Study double life for Rugby Sevens world champ

Monday 3 July 2017

Being on the world-beating Black Ferns Sevens women's rugby team has taught Massey University psychology student Tayla Reti how to keep her eye on the ball in both sporting and scholarly spheres.

Study double life for Rugby Sevens world champ  - image1

Psychology student Tayla Reti (third from left, back row) with the world-dominating Black Ferns Sevens women's rugby team.

Last updated: Tuesday 7 June 2022

Being on the world-beating Black Ferns Sevens women’s rugby team has taught Massey University psychology student Tayla Reti how to keep her eye on the ball in both sporting and scholarly spheres.

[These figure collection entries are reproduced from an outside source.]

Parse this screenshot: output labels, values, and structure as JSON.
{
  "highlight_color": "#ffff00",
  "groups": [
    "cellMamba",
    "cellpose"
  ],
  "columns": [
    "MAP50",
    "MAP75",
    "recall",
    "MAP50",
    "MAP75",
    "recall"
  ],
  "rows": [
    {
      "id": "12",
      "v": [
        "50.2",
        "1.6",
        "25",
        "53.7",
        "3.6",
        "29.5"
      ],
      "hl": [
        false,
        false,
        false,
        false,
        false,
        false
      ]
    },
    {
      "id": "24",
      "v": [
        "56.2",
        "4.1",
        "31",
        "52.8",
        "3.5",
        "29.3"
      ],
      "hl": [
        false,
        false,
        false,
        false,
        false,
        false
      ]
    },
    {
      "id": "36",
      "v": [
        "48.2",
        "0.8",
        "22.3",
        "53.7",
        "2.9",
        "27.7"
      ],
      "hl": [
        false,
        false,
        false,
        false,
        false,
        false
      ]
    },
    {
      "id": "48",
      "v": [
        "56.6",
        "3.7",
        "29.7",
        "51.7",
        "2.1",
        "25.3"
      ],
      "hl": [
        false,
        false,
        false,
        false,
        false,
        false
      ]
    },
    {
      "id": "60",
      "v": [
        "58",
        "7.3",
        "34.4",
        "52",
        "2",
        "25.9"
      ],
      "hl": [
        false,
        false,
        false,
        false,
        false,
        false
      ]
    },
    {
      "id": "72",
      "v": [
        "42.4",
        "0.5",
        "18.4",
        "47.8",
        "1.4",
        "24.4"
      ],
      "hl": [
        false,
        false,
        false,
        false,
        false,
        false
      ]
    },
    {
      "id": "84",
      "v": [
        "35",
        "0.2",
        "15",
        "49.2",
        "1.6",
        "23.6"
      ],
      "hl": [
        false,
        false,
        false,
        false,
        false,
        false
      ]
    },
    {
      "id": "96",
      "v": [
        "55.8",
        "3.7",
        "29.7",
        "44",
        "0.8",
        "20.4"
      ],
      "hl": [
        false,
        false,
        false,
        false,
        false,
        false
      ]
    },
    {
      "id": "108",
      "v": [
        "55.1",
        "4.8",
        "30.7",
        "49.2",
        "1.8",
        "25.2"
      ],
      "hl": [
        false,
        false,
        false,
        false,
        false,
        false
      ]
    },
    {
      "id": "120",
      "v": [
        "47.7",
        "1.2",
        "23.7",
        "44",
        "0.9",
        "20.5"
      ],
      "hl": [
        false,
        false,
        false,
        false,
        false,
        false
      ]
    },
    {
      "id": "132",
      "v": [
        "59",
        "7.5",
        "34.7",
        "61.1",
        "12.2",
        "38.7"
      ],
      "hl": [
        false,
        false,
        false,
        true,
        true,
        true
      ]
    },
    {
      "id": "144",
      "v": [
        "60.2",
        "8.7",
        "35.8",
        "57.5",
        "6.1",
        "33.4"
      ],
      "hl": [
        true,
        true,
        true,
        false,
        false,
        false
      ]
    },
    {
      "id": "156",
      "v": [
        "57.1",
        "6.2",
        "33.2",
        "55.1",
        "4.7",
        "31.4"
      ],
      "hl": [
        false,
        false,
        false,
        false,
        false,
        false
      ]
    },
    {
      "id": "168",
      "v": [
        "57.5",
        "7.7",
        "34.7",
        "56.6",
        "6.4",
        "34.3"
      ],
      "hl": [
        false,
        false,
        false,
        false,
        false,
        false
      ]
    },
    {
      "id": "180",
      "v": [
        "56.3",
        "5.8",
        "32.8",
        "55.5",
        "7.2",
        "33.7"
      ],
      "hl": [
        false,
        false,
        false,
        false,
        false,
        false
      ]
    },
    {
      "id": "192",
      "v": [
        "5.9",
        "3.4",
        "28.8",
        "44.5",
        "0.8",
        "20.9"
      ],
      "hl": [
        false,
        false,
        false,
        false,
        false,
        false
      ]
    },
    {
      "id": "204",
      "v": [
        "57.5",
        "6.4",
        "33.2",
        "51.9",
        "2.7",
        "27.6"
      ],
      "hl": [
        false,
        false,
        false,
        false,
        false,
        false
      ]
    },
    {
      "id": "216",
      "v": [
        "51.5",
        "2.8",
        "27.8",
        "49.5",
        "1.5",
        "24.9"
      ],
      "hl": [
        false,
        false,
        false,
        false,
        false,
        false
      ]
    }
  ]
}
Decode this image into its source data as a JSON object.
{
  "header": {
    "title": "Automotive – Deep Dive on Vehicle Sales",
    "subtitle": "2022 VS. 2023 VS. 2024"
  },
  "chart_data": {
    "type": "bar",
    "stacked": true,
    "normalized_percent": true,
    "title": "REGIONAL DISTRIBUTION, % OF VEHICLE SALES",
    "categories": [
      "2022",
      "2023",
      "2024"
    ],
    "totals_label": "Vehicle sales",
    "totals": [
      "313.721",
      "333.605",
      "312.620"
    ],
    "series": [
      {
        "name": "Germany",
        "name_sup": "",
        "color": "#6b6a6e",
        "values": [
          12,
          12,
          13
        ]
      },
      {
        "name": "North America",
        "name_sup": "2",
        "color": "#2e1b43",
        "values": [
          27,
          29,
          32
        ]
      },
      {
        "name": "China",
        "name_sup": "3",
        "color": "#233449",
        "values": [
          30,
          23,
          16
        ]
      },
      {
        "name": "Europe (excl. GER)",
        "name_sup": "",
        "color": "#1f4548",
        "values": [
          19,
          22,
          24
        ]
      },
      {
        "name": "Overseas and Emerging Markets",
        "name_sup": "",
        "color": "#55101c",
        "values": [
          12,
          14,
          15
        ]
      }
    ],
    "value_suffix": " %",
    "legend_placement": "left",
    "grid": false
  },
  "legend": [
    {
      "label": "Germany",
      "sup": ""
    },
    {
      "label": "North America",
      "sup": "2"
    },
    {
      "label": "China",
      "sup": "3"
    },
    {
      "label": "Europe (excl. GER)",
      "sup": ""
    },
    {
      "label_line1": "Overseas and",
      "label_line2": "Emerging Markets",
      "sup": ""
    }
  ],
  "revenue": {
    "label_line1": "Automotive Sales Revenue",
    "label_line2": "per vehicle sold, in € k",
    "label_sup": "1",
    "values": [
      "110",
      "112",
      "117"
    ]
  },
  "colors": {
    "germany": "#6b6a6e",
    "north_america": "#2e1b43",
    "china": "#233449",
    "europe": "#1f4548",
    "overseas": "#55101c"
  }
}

She arrived back in New Zealand last Wednesday following the team’s triumph at the World Series in Clermont, France, where they beat Australia 22-7 in the final of their last tournament of the year.

“Every single game of that tournament was so intense!” Ms Reti says. “The girls brought a heap of intensity and determination to each game, and the final was no different.”

She was a reserve for the final, but didn't get time on the field. She played against Ireland and Fiji in the tournament.

Ms Reti says she was able to juggle sport and study commitments throughout the tournament. “I was just doing the usual work that we have to do as part of the programme and chipping away at my thesis.

“Both [Massey] uni and the management team have been great about making both work, so I've been very lucky.”

It’s been a whirlwind few months for the 24-year-old School of Psychology honours student and representative rugby player. She’s continued her studies alongside her rapid progress through the rugby playing ranks to be selected as a reserve first-five for the Black Ferns women’s national Sevens rugby team.

Ms Reti, Ngāi Tahu, already has a BA Honours and initially started the year with thoughts of adding to her honours thesis examining links between adolescent behaviour and alcohol by starting new research toward a doctorate.

Paramedics and stress – thesis focus

She has been working with Wellington Free Ambulance as part of a thesis project examining how the trauma of the job affects ambulance officers and how physical activity can positively affect that and help the paramedics cope with the sometime harrowing demands of the job.

At the start of the academic year she had barely played a competitive game of rugby and it’s her prowess in other sports that she believes may have contributed to her speedy rise in women’s rugby.

She only started playing Sevens in February but was soon trialling for the New Zealand Rugby Union’s Go for Gold programme with other athletes who played sports other than rugby.

She credits an independent training regime involving working on ball skills, experiencing other contact sports and going to the gym “every other day” as helping to get her up to speed with some of her other longer serving teammates. “I have two brothers who are rugby mad so that helps too.”

By early March Ms Reti was representing Massey at the University Sport NZ tournament and was then picked for a tournament team that was a training squad for the New Zealand University team.

She rapidly progressed from Wellington and regional training camps to a national development team training squad. She was then chosen to join a Black Ferns Sevens training camp in Tauranga for two weeks earning selection as a travelling reserve for the HSBC Sevens tournament in Canada and France.

“It’s all pretty overwhelming. I really want to learn and you can’t learn off anyone better than the top coaches and players in New Zealand and that was my goal.”

More competition is on the horizon and Ms Reti is confident she can juggle her sporting calendar with academic commitments.

She will follow up her research into the trauma reactions of ambulance officers by writing up her findings and eventually taking an internship with organisations such as a District Health Board.

“I like the idea of my research being both clinically and scientifically based,” she says.